Considering that Amazon Web Services is the biggest custom AI chip customer that Marvell has, and that AWS already has an NVLink Fusion partnership with Nvidia, and that AWS has said that the future Trainium 4 XPU will support both UALink and NVLink protocols, it stands to reason that the main partner that AWS has for shepherding its Trainium chips from design to packaging – that would be Marvell – would also need access to Nvidia’s technology.
The question that we have is who is licensing the NVLink protocol, and under what conditions are customers allowed to use the protocol in custom AI clusters that might have homegrown CPUs and XPUs? No one has really talked about this in the deals we have seen, but clearly if you are buying NVLink hardware, you probably want rights to NVLink software, too. But, maybe these companies just want fat and fast pipes and they plant to figure out the protocols for themselves. It could be both. The hyperscalers and cloud builders are like that. Especially the clouds, which need to have Nvidia and AMD systems to sell capacity on their clouds because this is what most customers expect to use but who also want to create their own compute engines (and soon interconnects) to allow them to drive down costs for internal facing applications or those they provide as a service.
Under the partnership, Nvidia says that it will be supplying supporting technologies for custom XPUs with NVLink Fusion ports, including Vera CPUs, Groq LPUs, ConnectX NICs, Bluefield DPUs, NVLink interconnects, and Spectrum-X switches.

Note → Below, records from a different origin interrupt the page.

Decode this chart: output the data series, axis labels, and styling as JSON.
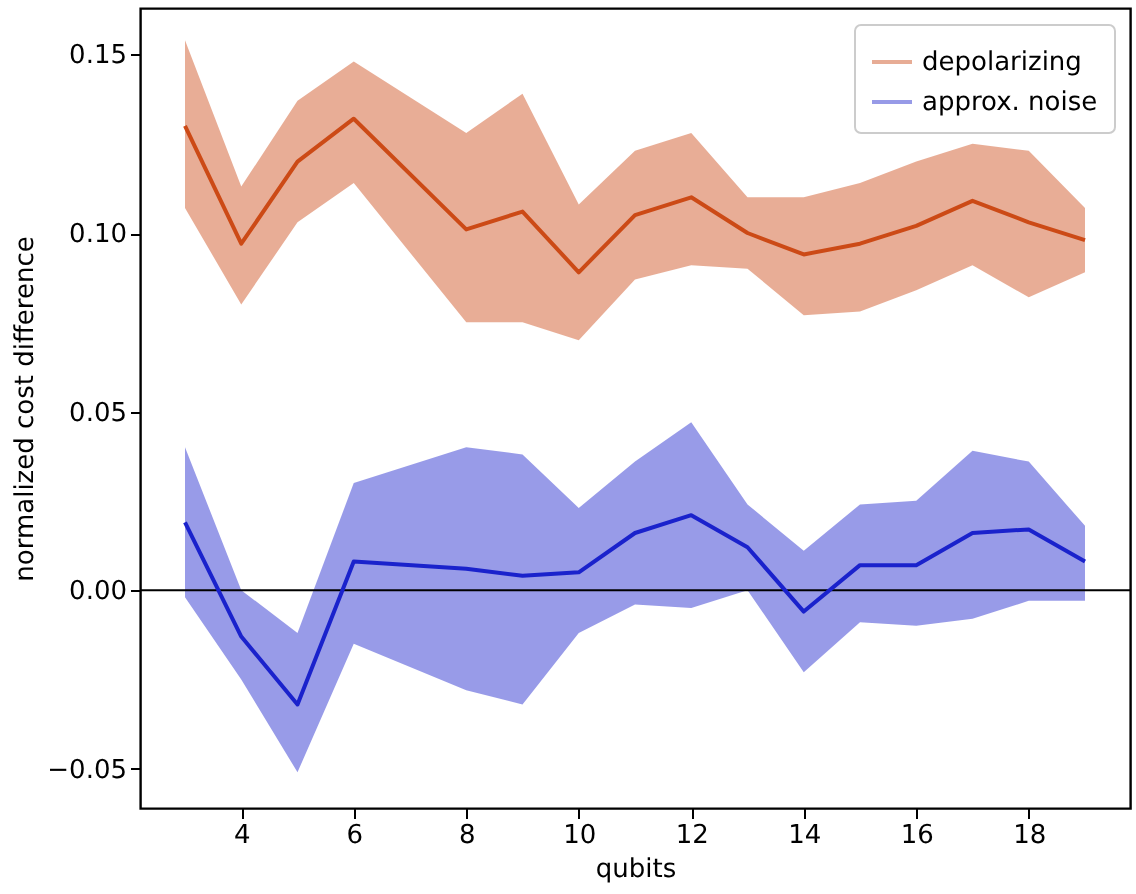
{
  "chart_data": {
    "type": "line",
    "xlabel": "qubits",
    "ylabel": "normalized cost difference",
    "x": [
      3,
      4,
      5,
      6,
      8,
      9,
      10,
      11,
      12,
      13,
      14,
      15,
      16,
      17,
      18,
      19
    ],
    "series": [
      {
        "name": "depolarizing",
        "color": "#cc4a16",
        "values": [
          0.13,
          0.097,
          0.12,
          0.132,
          0.101,
          0.106,
          0.089,
          0.105,
          0.11,
          0.1,
          0.094,
          0.097,
          0.102,
          0.109,
          0.103,
          0.098
        ],
        "lower": [
          0.107,
          0.08,
          0.103,
          0.114,
          0.075,
          0.075,
          0.07,
          0.087,
          0.091,
          0.09,
          0.077,
          0.078,
          0.084,
          0.091,
          0.082,
          0.089
        ],
        "upper": [
          0.154,
          0.113,
          0.137,
          0.148,
          0.128,
          0.139,
          0.108,
          0.123,
          0.128,
          0.11,
          0.11,
          0.114,
          0.12,
          0.125,
          0.123,
          0.107
        ]
      },
      {
        "name": "approx. noise",
        "color": "#1a22cc",
        "values": [
          0.019,
          -0.013,
          -0.032,
          0.008,
          0.006,
          0.004,
          0.005,
          0.016,
          0.021,
          0.012,
          -0.006,
          0.007,
          0.007,
          0.016,
          0.017,
          0.008
        ],
        "lower": [
          -0.002,
          -0.025,
          -0.051,
          -0.015,
          -0.028,
          -0.032,
          -0.012,
          -0.004,
          -0.005,
          0.0,
          -0.023,
          -0.009,
          -0.01,
          -0.008,
          -0.003,
          -0.003
        ],
        "upper": [
          0.04,
          0.0,
          -0.012,
          0.03,
          0.04,
          0.038,
          0.023,
          0.036,
          0.047,
          0.024,
          0.011,
          0.024,
          0.025,
          0.039,
          0.036,
          0.018
        ]
      }
    ],
    "xlim": [
      2.2,
      19.8
    ],
    "xticks": [
      4,
      6,
      8,
      10,
      12,
      14,
      16,
      18
    ],
    "ylim": [
      -0.061,
      0.163
    ],
    "yticks": [
      {
        "value": -0.05,
        "label": "−0.05"
      },
      {
        "value": 0,
        "label": "0.00"
      },
      {
        "value": 0.05,
        "label": "0.05"
      },
      {
        "value": 0.1,
        "label": "0.10"
      },
      {
        "value": 0.15,
        "label": "0.15"
      }
    ],
    "ref_lines": [
      {
        "axis": "y",
        "value": 0,
        "color": "#000000"
      }
    ],
    "legend": "top right",
    "grid": false
  }
}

We wonder if the Nvidia deal will see Big Green take a look at the photonic fabric created by Celestial AI, which Marvell acquired in December 2025 for $3.25 billion. This photonic fabric allows for row-scale coherent memory and has in-network collectives processing just like Nvidia has offered in its past several generations of NVSwitch chips, compliments of the InfiniBand technology that Nvidia got with its $6.9 billion acquisition of Mellanox Technologies way back in April 2020.

It could turn out, as we have said, that under the strategic partnership that Marvell (and therefore AWS and any future other XPU or CPU customers) are getting the right to run NVLink protocols atop the Photonic Fabric (which is the technical and trademarked name of the Celestial product) that Marvell has.
We also wonder how long before there will be a partnership between Nvidia and Broadcom, which is a rival with Nvidia in scale out networks but a supplier of all kinds of things, including the VMware ESX Server hypervisor. Earlier this month, I mused about how Broadcom might be the only sizable counterbalance to the hegemony of Nvidia right now, considering its dominant position in Ethernet switch ASICs and its fast-growing custom XPU business.
Broadcom makes Google’s TPUs and now also TPU racks for Anthropic, and is the manufacturer of the MTIA XPUs from Meta Platforms as well. The rumor is that ByteDance and Apple are two other big XPU customers, and there is now a sixth, with OpenAI using Broadcom to shepherd its “Titan” XPU to market.
It is unclear if any of these companies want NVLink Fusion ports on their devices. But if they do, Nvidia and Broadcom will bury the hatchet and cut a deal. That deal will no doubt include cross-coupling of technologies, much as we think is happening in the Marvell deal.